Hammers on Bone is a detective novel set in the Cthulhu Mythos with protagonist John Persons. John acts like a detective from the 1940s in the Modern Era and very few people comment on it. He’s also got a touch of the Mythos as well, possessing the ability to see things that other people do not see and interact with the supernal world. However, despite this, he doesn’t want to do these sorts of cases as a general rule and is annoyed when a young boy asks him to kill his stepfather. Doubly annoyed when the boy make san excellent case for why it should be done.
Cassandra Khaw did a short interview where she said the book was primarily an allegory for domestic abuse (link: http://www.thebooksmugglers.com/2016/11/hammers-bone-cassandra-khaw-inspirations-influences.html ) and I can certainly see that. John Persons wants to help the family out of their situation but finds himself stymied at every opportunity. There’s a certain argument that John is also suffering from “The Hamlet Question” where if he’d just straight up murder McKinsey then things might end better than they do. However, murder isn’t something that is easy to do for our protagonist and I appreciate it is treated with suitable gravity.
Cassandra Khaw has a great mastery of the weird and disturbing. Her interpretation of the Cthulhu Mythos is that reality is a a thin wallpaper over something nauseating and terrifying. Many of the encounters John has with the creatures around him are viscerally disturbing and work to underscore the all-too-human evils being conducted around him.
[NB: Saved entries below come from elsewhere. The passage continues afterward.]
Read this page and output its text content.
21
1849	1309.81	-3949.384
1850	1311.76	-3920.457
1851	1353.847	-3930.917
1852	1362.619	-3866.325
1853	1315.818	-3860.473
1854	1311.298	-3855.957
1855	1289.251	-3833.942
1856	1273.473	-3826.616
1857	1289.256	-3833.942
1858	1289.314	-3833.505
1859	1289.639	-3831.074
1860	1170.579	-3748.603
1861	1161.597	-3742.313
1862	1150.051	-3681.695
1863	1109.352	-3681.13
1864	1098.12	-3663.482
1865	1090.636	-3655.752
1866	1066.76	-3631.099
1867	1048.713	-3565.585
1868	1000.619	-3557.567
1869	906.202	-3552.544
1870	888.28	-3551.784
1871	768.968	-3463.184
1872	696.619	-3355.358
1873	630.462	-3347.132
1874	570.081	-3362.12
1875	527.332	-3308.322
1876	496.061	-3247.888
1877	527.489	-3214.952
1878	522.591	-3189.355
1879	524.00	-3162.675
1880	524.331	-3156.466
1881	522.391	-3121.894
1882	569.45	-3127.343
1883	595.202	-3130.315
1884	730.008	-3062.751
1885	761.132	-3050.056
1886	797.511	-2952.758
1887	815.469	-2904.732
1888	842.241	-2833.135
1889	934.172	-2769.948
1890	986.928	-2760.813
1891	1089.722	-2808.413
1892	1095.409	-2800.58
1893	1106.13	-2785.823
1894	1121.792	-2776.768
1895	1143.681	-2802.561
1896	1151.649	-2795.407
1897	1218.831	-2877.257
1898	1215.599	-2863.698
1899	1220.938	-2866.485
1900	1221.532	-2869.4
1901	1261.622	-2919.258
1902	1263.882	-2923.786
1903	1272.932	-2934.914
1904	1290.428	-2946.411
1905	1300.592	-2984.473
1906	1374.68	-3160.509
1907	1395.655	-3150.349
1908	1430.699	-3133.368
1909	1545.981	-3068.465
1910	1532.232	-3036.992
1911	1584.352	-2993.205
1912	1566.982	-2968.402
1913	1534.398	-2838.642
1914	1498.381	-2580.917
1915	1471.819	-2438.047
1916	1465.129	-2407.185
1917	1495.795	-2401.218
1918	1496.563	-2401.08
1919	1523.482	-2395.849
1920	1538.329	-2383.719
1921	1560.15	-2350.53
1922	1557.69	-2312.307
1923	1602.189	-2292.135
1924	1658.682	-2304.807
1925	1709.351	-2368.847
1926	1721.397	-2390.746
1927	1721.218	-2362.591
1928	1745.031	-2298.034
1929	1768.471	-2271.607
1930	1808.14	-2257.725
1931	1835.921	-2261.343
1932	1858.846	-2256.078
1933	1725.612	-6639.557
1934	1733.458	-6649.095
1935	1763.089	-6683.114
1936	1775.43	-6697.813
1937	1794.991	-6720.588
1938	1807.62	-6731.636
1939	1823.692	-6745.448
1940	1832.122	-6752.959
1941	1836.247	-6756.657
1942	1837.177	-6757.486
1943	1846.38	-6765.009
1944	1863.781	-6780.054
Unlike Lovecraft, she does have an interest in the petty awfulness of mankind and the juxtaposition works very well.
John Pearson is a likable enough protagonist that manages to explain away a lot of his unusual insights into the occult and sixth sense without overpowering him. He’s also someone who is neither superhuman nor particularly effective against the human evils around him, let alone the human. You feel his sense of frustration and desire to do the right thing but no real sense of how to even figure out what that would look like.
Hammers on Bone is a short novel, really a novella, and yet is worth the full price. Not every novel is measured in the quantity of its pages after all. I think if you like horror novels, detective fiction, and the Cthulhu Mythos then you’ll definitely enjoy this book. The ending is a gut punch but feels appropriate to everything that happened before in the novella. I’m definitely going to check out the sequel as well.